The Bug drives the action of the novel and is a motif that suggests not only emerging sexuality but also inexplicable change broadly. It can thus be read as a representation of teenage angst. As Chris reflects shortly after her back gash is exposed to her peers, she must focus on trying to make things right again rather than living in the void of the cold, dark water she retreats into. Notably, this moment mirrors the opening scene, in which Keith finds comfort in the darkness of the black hole he sinks into. While the earlier scene has nothing to do with the Bug, it does juxtapose the comfort he tries to retreat into against the dizzying prospect of trying to earn Chris’s admiration. The Bug thus suggests the rapidly shifting landscape of adolescence, marked as it is by complex social politics, heightened emotion, and an evolving sense of self. The arrangement of frames reinforces the latter in particular. In the moment when Chris contracts the Bug (or at least realizes that Rob has it), Burns juxtaposes her reaction and Rob’s in side-by-side frames, each featuring one half of the person’s face. The effect is something that resembles a complete face, but one with mismatched features and a dividing line down the center, thus visually underscoring the instability of identity at the characters’ age.
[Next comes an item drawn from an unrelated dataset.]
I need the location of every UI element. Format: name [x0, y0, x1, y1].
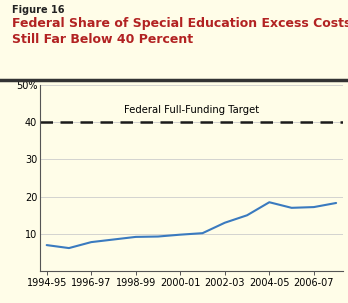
Text: Federal Share of Special Education Excess Costs
Still Far Below 40 Percent: Federal Share of Special Education Exces… [12, 17, 348, 46]
Text: Figure 16: Figure 16 [12, 5, 65, 15]
Text: Federal Full-Funding Target: Federal Full-Funding Target [124, 105, 259, 115]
One of the most notable qualities of The Bug is that it does not pose a physical threat to those who have it. Rather, it causes alterations in their physical form that they eventually learn to live with, like Rob’s second mouth and Chris’s back gash. Chapter 3 ends with Chris tearing off the skin more out of anguish than out of physical pain. This suggests that the significance of the Bug is more emotional in nature than physical. As the novel unfolds, the biggest threat to the lives of those who have the Bug is social in nature. People are ostracized when it is discovered that they have the Bug, even when the symptomatic mutation they experience is subtle or largely invisible.
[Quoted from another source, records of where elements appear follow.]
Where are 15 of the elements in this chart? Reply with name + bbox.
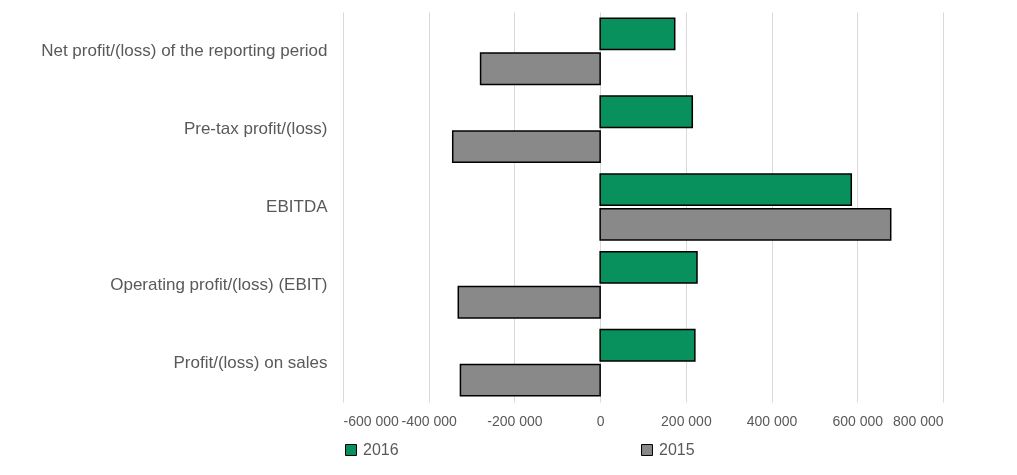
x-tick-label: -200 000 (487, 412, 543, 429)
y-tick-label: Operating profit/(loss) (EBIT) (110, 274, 328, 294)
y-tick-label: Net profit/(loss) of the reporting period (41, 41, 328, 61)
legend-label: 2016 (363, 441, 399, 458)
x-tick-label: -600 000 (343, 412, 399, 429)
x-tick-label: 600 000 (832, 412, 884, 429)
x-tick-label: 800 000 (892, 412, 944, 429)
y-tick-label: EBITDA (266, 197, 329, 216)
legend-label: 2015 (659, 441, 695, 458)
x-tick-label: 0 (596, 412, 605, 429)
y-tick-label: Pre-tax profit/(loss) (183, 119, 328, 139)
x-tick-label: 200 000 (661, 412, 712, 429)
x-tick-label: 400 000 (746, 412, 798, 429)
x-tick-label: -400 000 (401, 412, 458, 429)
y-tick-label: Profit/(loss) on sales (173, 352, 328, 372)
The contrast between Keith and Chris’s experiences of the Bug develops this idea. When Keith discovers the campsites in the woods, the novel depicts the people who have the Bug as monstrous figures. Dee and Todd reinforce the dehumanization of the people who have the Bug by destroying Rick Holstrom’s tent and behaving like their actions are justified because he is a “geek.” By contrast, the Bug enters Chris’s narrative through her romantic interest, Rob. Chris actively brushes aside Rob’s warning because she is so overcome by her emotional connection to him. When she discovers the truth about Rob, it ruins their encounter and makes her upset. This reflects her own bias against the illness and the guilt she feels over realizing she is no better than the people she stigmatized. This establishes a third theme, The Violence of Stigmatization. Given its social impact, the Bug can thus be read as an allegory for “invisible” pandemic-level crises, such as the HIV/AIDS crisis that began in the 1980s.